12052016Headline:

Yopougon/un petit garçon de 11ans meurt pendu, sa mère lynchée par la foule

Des-tueurs-de-femmes-

Samedi à Yopougon, alors qu’une femme venait de perdre son petit garçon de 11ans dans des conditions encore étranges, traitée de sorcière par les habitants, elle a copieusement été rossée. L’intervention de la police sera son salut.

Les faits se sont précisément produits au secteur petit toit rouge, quartier Konan Ferand de la commune de Yopougon, samedi en milieu de journée. Une femme qui s’est rendue rapidement au marché pour acheter du manioc, au constat sera très vite rattrapée par la réalité des enfants qui jouent seuls, sans se soucier du danger qui peut être. À son retour en effet, elle a découvert son fils de 11ans pendu, le cou noué à un pagne et accroché à un chevron qui tient le toit de la maisonnette, à sa grande surprise.

Paniquée, traumatisée par l’horreur des faits, ses cris de détresse vont pourtant sonner à la fois son jugement et sa condamnation. Car à la découverte des faits en effet, elle est immédiatement traitée de sorcière par les habitants qui la rudoient subséquemment.

“C’est en sorcellerie, qu’elle a poussé son enfant à se pendre… Depuis fort longtemps on la soupçonnait d’avoir des pouvoirs mystiques” vont témoigner la plupart des personnes contre la mère retenue dans une chambre.

Informée urgemment, l’intervention de la police va permettre à la commune d’éviter un deuxième drame.
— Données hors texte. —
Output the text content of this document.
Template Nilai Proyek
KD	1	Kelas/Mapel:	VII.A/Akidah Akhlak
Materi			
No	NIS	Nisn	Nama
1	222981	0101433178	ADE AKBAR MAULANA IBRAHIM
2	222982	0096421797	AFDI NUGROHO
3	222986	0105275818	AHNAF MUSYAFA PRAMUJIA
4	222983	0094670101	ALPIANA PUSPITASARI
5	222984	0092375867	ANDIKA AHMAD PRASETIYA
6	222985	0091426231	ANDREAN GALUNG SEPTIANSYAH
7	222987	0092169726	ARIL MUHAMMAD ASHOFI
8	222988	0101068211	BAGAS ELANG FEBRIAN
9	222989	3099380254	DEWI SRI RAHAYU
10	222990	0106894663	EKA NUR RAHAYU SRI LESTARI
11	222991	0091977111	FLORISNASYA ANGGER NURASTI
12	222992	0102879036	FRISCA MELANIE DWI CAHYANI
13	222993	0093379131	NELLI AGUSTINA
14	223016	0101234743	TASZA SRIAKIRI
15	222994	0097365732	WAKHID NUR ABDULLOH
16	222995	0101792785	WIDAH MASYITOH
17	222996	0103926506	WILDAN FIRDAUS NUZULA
La présumée sorcière sur de simples allégations est évacuée sous forte escorte policière.

Quant aux circonstances dans lesquelles le môme a perdu la vie par pendaison, alors qu’il se trouvait tout seul en train de jouer à la maison, la piste d’un accident domestique sera de plus en plus privilégiée à l’ouverture d’enquête.
Les techniciens de scène de crime ont effectué de nombreux prélèvement afin de mieux étudier les faits.

À Abidjan, dans les quartiers peu favorisés ou non, généralement les enfants sont sans surveillance quand ils s’amusent. En cas d’accident, les femmes sont responsables. On leur impute à crime leur insouciance, ou elles sont très carrément traitées de sorcières.